Analytical and numerical calculation

Analytical foundations

The derivation of analytical fundamentals for novel machine concepts is a major focus of our research work. In a current research project, for example, we are comprehensively dealing with the analytical fundamentals of the axial flux asynchronous machine. These include systems of equations for the determination of the air gap fields, the stray fields and the torques including all harmonics. A special challenge includes the analytical consideration of magnetically coupled sub-machines as they occur in an optimized stack. Based on these equation systems, we develop simulation models to investigate the operating behavior.

Analytical calculation methods for rotor loss determination in PSYM.

Concentrated stator windings (single tooth windings) in permanent magnet synchronous machines (PSYM) have cost and manufacturing advantages compared to distributed windings and also generate less ohmic losses due to the smaller winding heads. However, a concentrated rotating field winding generates a much wider variety of harmonic rotating waves with relevant amplitudes than a distributed rotating field winding, in addition to the main wave of current loading and induction. These harmonics sometimes lead to excessive eddy current losses in the permanent magnets, in the electrically conductive rotor bandages and in the rotor yokes, if these are of massive design. For the description and evaluation of these rotor losses, 2-dimensional analytical calculation methods have been developed at EWT for this type of machine.

As an example, for a 10 kW machine with 10 poles and 12 slots and with one permanent magnet (Sm2Co17) per pole pitch, the current density distribution in tangential direction caused by the 7th harmonic of the stator current coating in one magnet is given opposite. The opposite 7th harmonic is the most damaging harmonic for this pole-number-groove-number configuration. The machine is loaded with the rated torque and runs at the rated speed of 2000 rpm. It operates with the 5th harmonic as the skin rotating shaft and has a laminated rotor yoke and no rotor banding. The eddy current power loss in all permanent magnets is 727 W.

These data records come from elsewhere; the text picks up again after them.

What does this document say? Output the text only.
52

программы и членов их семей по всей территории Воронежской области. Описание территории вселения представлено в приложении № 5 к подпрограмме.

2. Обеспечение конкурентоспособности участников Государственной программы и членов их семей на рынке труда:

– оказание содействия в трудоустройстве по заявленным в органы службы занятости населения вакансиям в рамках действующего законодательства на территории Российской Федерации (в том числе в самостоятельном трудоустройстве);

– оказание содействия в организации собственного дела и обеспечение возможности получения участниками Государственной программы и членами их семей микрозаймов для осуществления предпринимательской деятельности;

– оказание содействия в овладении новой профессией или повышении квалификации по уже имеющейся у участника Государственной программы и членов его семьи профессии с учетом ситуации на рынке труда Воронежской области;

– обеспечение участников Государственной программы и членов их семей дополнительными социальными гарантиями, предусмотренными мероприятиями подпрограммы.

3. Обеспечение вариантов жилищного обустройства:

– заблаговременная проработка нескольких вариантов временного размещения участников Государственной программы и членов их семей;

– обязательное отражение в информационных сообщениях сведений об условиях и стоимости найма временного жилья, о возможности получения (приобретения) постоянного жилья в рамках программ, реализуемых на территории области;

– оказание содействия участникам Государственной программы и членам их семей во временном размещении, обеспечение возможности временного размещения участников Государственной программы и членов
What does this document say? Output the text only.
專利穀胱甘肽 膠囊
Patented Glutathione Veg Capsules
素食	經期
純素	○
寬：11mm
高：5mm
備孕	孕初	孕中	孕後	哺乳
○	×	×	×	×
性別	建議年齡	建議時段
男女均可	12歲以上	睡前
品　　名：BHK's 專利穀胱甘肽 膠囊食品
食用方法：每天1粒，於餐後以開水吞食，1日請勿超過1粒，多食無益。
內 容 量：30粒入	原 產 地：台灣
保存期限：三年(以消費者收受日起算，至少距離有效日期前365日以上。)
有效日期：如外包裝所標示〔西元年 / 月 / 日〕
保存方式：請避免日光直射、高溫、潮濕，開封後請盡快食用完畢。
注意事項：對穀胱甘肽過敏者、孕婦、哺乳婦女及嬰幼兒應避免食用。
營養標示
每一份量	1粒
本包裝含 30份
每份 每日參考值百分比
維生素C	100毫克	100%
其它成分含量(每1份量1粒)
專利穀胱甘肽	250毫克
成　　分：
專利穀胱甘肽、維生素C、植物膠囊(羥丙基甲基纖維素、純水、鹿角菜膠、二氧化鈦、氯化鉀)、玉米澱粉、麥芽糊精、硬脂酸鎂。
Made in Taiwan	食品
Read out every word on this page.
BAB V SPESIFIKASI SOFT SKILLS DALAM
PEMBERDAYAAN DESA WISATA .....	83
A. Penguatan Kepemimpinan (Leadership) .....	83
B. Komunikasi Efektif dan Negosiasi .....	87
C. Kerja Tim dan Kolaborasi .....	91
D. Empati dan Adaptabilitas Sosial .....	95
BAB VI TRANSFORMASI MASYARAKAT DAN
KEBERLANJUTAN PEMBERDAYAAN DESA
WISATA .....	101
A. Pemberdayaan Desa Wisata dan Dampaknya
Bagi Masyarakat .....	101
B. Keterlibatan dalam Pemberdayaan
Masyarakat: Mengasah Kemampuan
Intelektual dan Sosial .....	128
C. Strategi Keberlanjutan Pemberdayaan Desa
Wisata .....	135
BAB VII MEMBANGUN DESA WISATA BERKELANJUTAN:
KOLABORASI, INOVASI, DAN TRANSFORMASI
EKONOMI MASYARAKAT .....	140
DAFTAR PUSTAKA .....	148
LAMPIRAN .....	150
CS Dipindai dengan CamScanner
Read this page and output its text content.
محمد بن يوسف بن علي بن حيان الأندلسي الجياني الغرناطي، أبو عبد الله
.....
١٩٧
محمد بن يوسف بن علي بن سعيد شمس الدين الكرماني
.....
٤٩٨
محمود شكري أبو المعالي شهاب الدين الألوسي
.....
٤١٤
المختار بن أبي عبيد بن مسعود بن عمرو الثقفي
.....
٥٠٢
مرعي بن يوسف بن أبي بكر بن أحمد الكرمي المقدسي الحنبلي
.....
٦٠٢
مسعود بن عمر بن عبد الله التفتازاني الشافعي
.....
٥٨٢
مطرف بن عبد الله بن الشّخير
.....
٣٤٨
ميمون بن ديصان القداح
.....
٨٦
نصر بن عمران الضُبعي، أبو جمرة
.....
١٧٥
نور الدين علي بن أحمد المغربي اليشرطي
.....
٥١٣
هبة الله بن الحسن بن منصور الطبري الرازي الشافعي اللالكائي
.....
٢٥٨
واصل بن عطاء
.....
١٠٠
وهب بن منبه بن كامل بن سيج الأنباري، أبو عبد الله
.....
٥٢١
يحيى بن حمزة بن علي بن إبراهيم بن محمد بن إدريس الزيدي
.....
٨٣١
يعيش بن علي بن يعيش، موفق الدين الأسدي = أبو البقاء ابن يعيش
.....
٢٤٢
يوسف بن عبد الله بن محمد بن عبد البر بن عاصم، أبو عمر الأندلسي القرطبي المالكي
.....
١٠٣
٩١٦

Segmentation of the permanent magnets in the tangential direction impedes the vortex flow in the individual magnet segments, which are electrically insulated from each other, and is thus an effective means of reducing the rotor power loss. As an example, the machine considered above is again considered under the operating condition defined there, but now each permanent magnet is divided in tangential direction into 4 equal segments each.

The current density distribution in a magnet segment in the tangential direction is shown opposite. The eddy current power loss in all magnet segments is now only 71 W.

Magnetic networks

Reluctance networks are an alternative to the finite element method (FEM). An electrical equivalent network simulates the magnetic circuit. With known flux paths and clever discretization, the calculation results obtained are equivalent to those of the FEM.

As part of a research project, this method is being extended to enable automated calculation of an electromechanical transducer. The time and calculation effort required is reduced to a few percent compared to a calculation using the FEM.

Winding Functions

The inductances in electromechanical energy converters can be determined by means of the winding functions. Here, both the winding scheme and the rotor position are taken into account. The aim of our research project is to create simulation models based on this calculation principle, which allow the effects of errors on the electrical quantities to be investigated. Conversely, this means that actually occurring faults in electromechanical converters can only be identified on the basis of the measurable terminal quantities.